I respectfully disagree with the idea that the book's unlikely to benefit its readers. CM vs CA focuses on chess moves we are more likely to play ourselves; it shows how a master (or most any strong player) would "punish" those moves. Another book might show subtle GM maneuvering in positions where we'd try for an attack, this book shows us what happens when the amateur begins a crude attack. Or neglects to fully develop. Or fails to deal with an enemy's well-posted knight. Or winds up with a bad bishop. The idea being to learn from our/their mistakes.

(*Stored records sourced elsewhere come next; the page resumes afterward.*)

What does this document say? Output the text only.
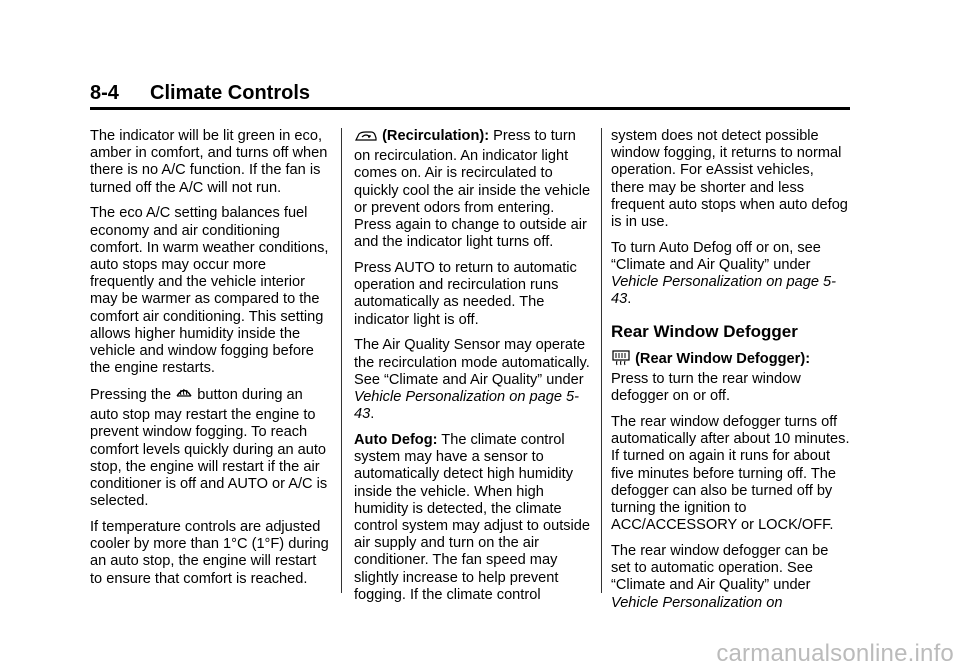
8-4 Climate Controls

The indicator will be lit green in eco, amber in comfort, and turns off when there is no A/C function. If the fan is turned off the A/C will not run.

The eco A/C setting balances fuel economy and air conditioning comfort. In warm weather conditions, auto stops may occur more frequently and the vehicle interior may be warmer as compared to the comfort air conditioning. This setting allows higher humidity inside the vehicle and window fogging before the engine restarts.

Pressing the button during an auto stop may restart the engine to prevent window fogging. To reach comfort levels quickly during an auto stop, the engine will restart if the air conditioner is off and AUTO or A/C is selected.

If temperature controls are adjusted cooler by more than 1°C (1°F) during an auto stop, the engine will restart to ensure that comfort is reached.

(Recirculation): Press to turn on recirculation. An indicator light comes on. Air is recirculated to quickly cool the air inside the vehicle or prevent odors from entering. Press again to change to outside air and the indicator light turns off.

Press AUTO to return to automatic operation and recirculation runs automatically as needed. The indicator light is off.

The Air Quality Sensor may operate the recirculation mode automatically. See “Climate and Air Quality” under Vehicle Personalization on page 5-43.

Auto Defog: The climate control system may have a sensor to automatically detect high humidity inside the vehicle. When high humidity is detected, the climate control system may adjust to outside air supply and turn on the air conditioner. The fan speed may slightly increase to help prevent fogging. If the climate control

system does not detect possible window fogging, it returns to normal operation. For eAssist vehicles, there may be shorter and less frequent auto stops when auto defog is in use.

To turn Auto Defog off or on, see “Climate and Air Quality” under Vehicle Personalization on page 5-43.

Rear Window Defogger

(Rear Window Defogger): Press to turn the rear window defogger on or off.

The rear window defogger turns off automatically after about 10 minutes. If turned on again it runs for about five minutes before turning off. The defogger can also be turned off by turning the ignition to ACC/ACCESSORY or LOCK/OFF.

The rear window defogger can be set to automatic operation. See “Climate and Air Quality” under Vehicle Personalization on

carmanualsonline.info
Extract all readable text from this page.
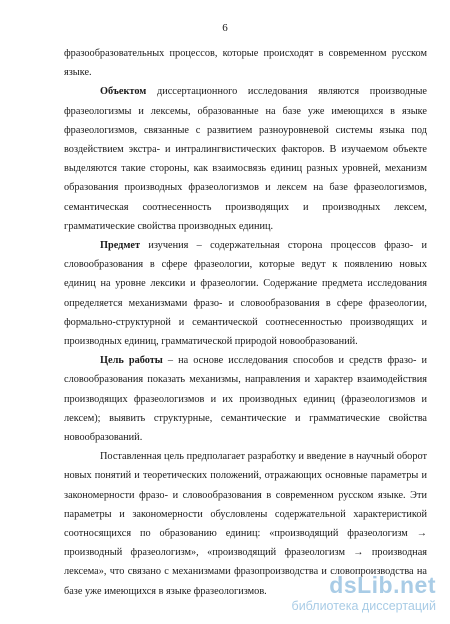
6

фразообразовательных процессов, которые происходят в современном русском языке.

Объектом диссертационного исследования являются производные фразеологизмы и лексемы, образованные на базе уже имеющихся в языке фразеологизмов, связанные с развитием разноуровневой системы языка под воздействием экстра- и интралингвистических факторов. В изучаемом объекте выделяются такие стороны, как взаимосвязь единиц разных уровней, механизм образования производных фразеологизмов и лексем на базе фразеологизмов, семантическая соотнесенность производящих и производных лексем, грамматические свойства производных единиц.

Предмет изучения – содержательная сторона процессов фразо- и словообразования в сфере фразеологии, которые ведут к появлению новых единиц на уровне лексики и фразеологии. Содержание предмета исследования определяется механизмами фразо- и словообразования в сфере фразеологии, формально-структурной и семантической соотнесенностью производящих и производных единиц, грамматической природой новообразований.

Цель работы – на основе исследования способов и средств фразо- и словообразования показать механизмы, направления и характер взаимодействия производящих фразеологизмов и их производных единиц (фразеологизмов и лексем); выявить структурные, семантические и грамматические свойства новообразований.

Поставленная цель предполагает разработку и введение в научный оборот новых понятий и теоретических положений, отражающих основные параметры и закономерности фразо- и словообразования в современном русском языке. Эти параметры и закономерности обусловлены содержательной характеристикой соотносящихся по образованию единиц: «производящий фразеологизм → производный фразеологизм», «производящий фразеологизм → производная лексема», что связано с механизмами фразопроизводства и словопроизводства на базе уже имеющихся в языке фразеологизмов.	dsLib.net
библиотека диссертаций
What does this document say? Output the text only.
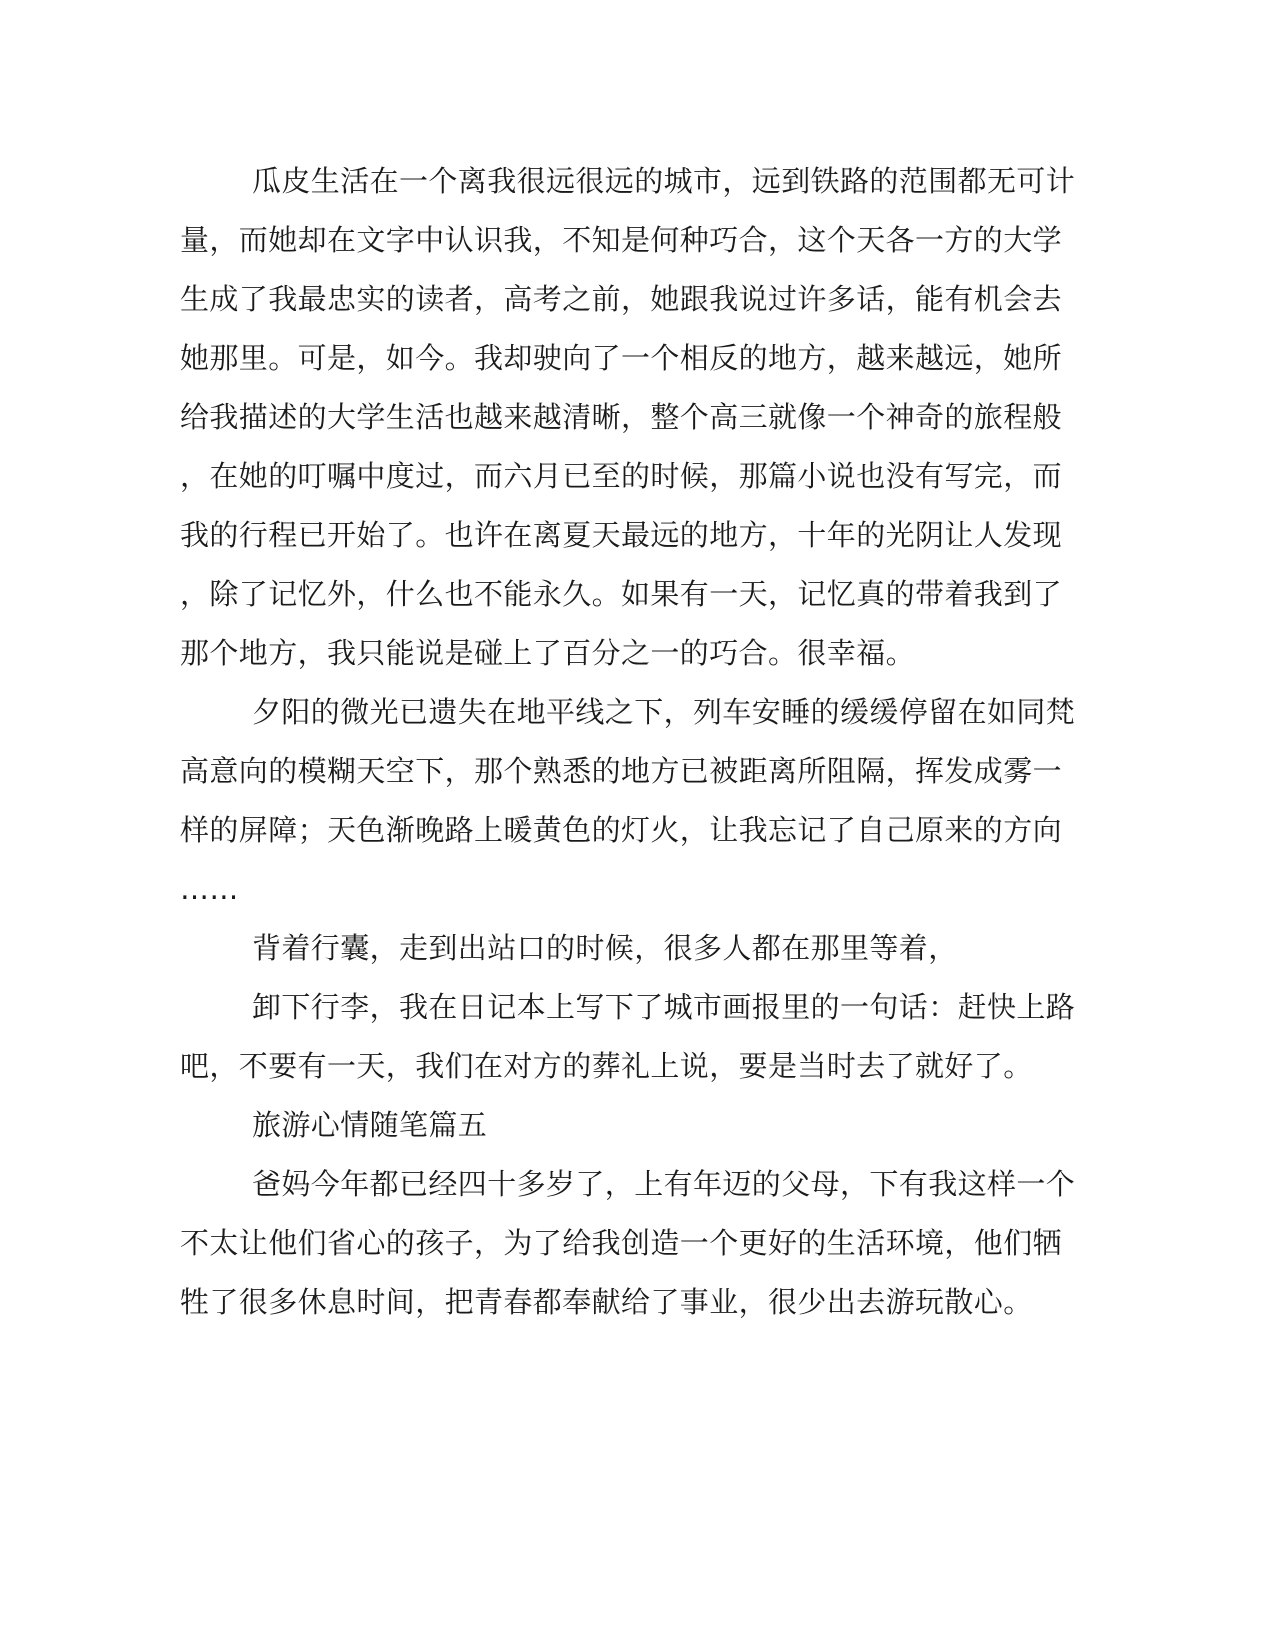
瓜皮生活在一个离我很远很远的城市，远到铁路的范围都无可计
量，而她却在文字中认识我，不知是何种巧合，这个天各一方的大学
生成了我最忠实的读者，高考之前，她跟我说过许多话，能有机会去
她那里。可是，如今。我却驶向了一个相反的地方，越来越远，她所
给我描述的大学生活也越来越清晰，整个高三就像一个神奇的旅程般
，在她的叮嘱中度过，而六月已至的时候，那篇小说也没有写完，而
我的行程已开始了。也许在离夏天最远的地方，十年的光阴让人发现
，除了记忆外，什么也不能永久。如果有一天，记忆真的带着我到了
那个地方，我只能说是碰上了百分之一的巧合。很幸福。
夕阳的微光已遗失在地平线之下，列车安睡的缓缓停留在如同梵
高意向的模糊天空下，那个熟悉的地方已被距离所阻隔，挥发成雾一
样的屏障；天色渐晚路上暖黄色的灯火，让我忘记了自己原来的方向
……
背着行囊，走到出站口的时候，很多人都在那里等着，
卸下行李，我在日记本上写下了城市画报里的一句话：赶快上路
吧，不要有一天，我们在对方的葬礼上说，要是当时去了就好了。
旅游心情随笔篇五
爸妈今年都已经四十多岁了，上有年迈的父母，下有我这样一个
不太让他们省心的孩子，为了给我创造一个更好的生活环境，他们牺
牲了很多休息时间，把青春都奉献给了事业，很少出去游玩散心。
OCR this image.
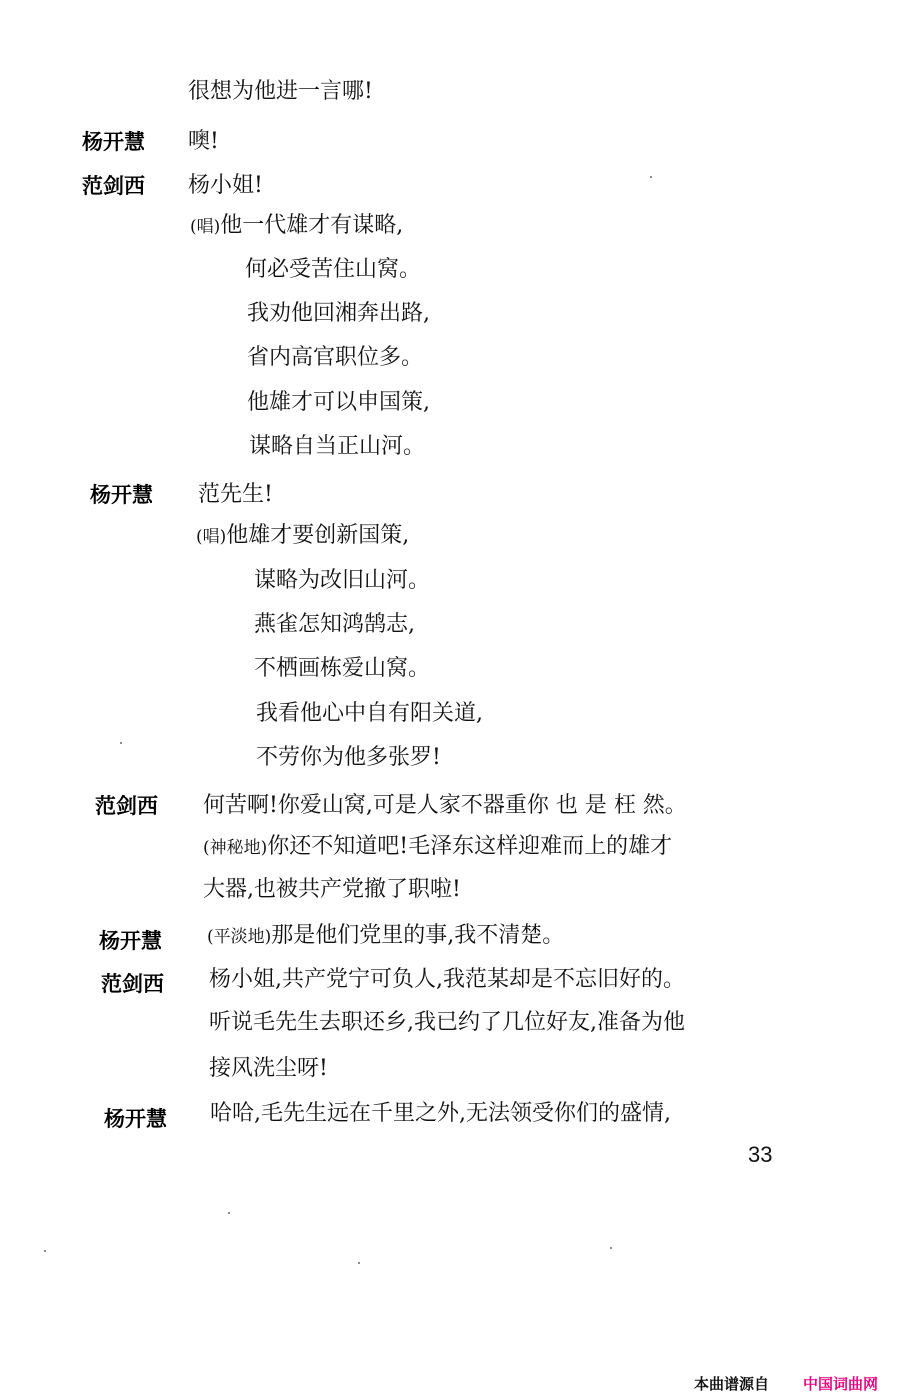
很想为他进一言哪!
杨开慧 噢!
范剑西 杨小姐!
(唱)他一代雄才有谋略,
何必受苦住山窝。
我劝他回湘奔出路,
省内高官职位多。
他雄才可以申国策,
谋略自当正山河。
杨开慧 范先生!
(唱)他雄才要创新国策,
谋略为改旧山河。
燕雀怎知鸿鹄志,
不栖画栋爱山窝。
我看他心中自有阳关道,
不劳你为他多张罗!
范剑西 何苦啊!你爱山窝,可是人家不器重你 也 是 枉 然。
(神秘地)你还不知道吧!毛泽东这样迎难而上的雄才
大器,也被共产党撤了职啦!
杨开慧	(平淡地)那是他们党里的事,我不清楚。
范剑西 杨小姐,共产党宁可负人,我范某却是不忘旧好的。
听说毛先生去职还乡,我已约了几位好友,准备为他
接风洗尘呀!
杨开慧 哈哈,毛先生远在千里之外,无法领受你们的盛情,
33
本曲谱源自 中国词曲网
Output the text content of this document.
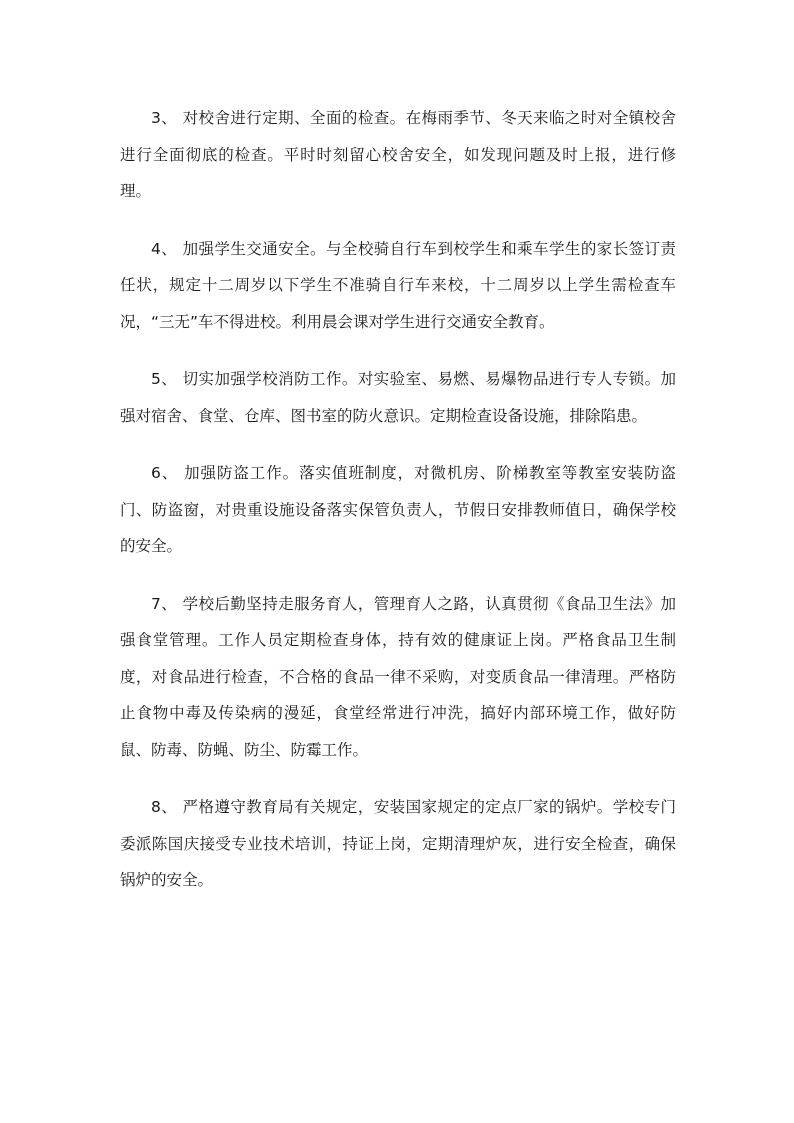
3、 对校舍进行定期、全面的检查。在梅雨季节、冬天来临之时对全镇校舍进行全面彻底的检查。平时时刻留心校舍安全，如发现问题及时上报，进行修理。

4、 加强学生交通安全。与全校骑自行车到校学生和乘车学生的家长签订责任状，规定十二周岁以下学生不准骑自行车来校，十二周岁以上学生需检查车况，“三无”车不得进校。利用晨会课对学生进行交通安全教育。

5、 切实加强学校消防工作。对实验室、易燃、易爆物品进行专人专锁。加强对宿舍、食堂、仓库、图书室的防火意识。定期检查设备设施，排除陷患。

6、 加强防盗工作。落实值班制度，对微机房、阶梯教室等教室安装防盗门、防盗窗，对贵重设施设备落实保管负责人，节假日安排教师值日，确保学校的安全。

7、 学校后勤坚持走服务育人，管理育人之路，认真贯彻《食品卫生法》加强食堂管理。工作人员定期检查身体，持有效的健康证上岗。严格食品卫生制度，对食品进行检查，不合格的食品一律不采购，对变质食品一律清理。严格防止食物中毒及传染病的漫延，食堂经常进行冲洗，搞好内部环境工作，做好防鼠、防毒、防蝇、防尘、防霉工作。

8、 严格遵守教育局有关规定，安装国家规定的定点厂家的锅炉。学校专门委派陈国庆接受专业技术培训，持证上岗，定期清理炉灰，进行安全检查，确保锅炉的安全。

I found it refreshing and inspiring to go through the games (which I did several times via playing and saving on my PC): it's one thing to see a GM make something twenty turns later of a subtle mistake by another GM, it's another to see a strong player inexorably and uncomplicatedly win by applying a simple chess principle like a good bishop, unprotected king, better development. BTW, it's very easy to go play through the book several times (and very worthwhile!)
Chess can be brutal. Actual play over the board is what counts. In my experience, it's not uncommon to find the paradoxical example of very knowledgeable chess players who've studied advanced chess texts and can quote you chapter and verse on topics from the Minority Attack to the Rossolimo Variation in the Sicilian Defense yet who remain relatively low-rated players for years. Myself, I advanced to the lowly Class B rank (about 1700 USCF) in months relying soley on tactics and CM vs CA. (Plus a little Reinfeld tactics book, I should add). I made it to Class A having read and re-read CM vs CA with a ragged Jeremy Silman book on endgames.
My opinion is I would rather face a player who's NOT studied the simpler books like CM vs CA but who's instead trying to employ sophisticated strategies and concepts that he may not - judging from his rating - fully appreciate yet.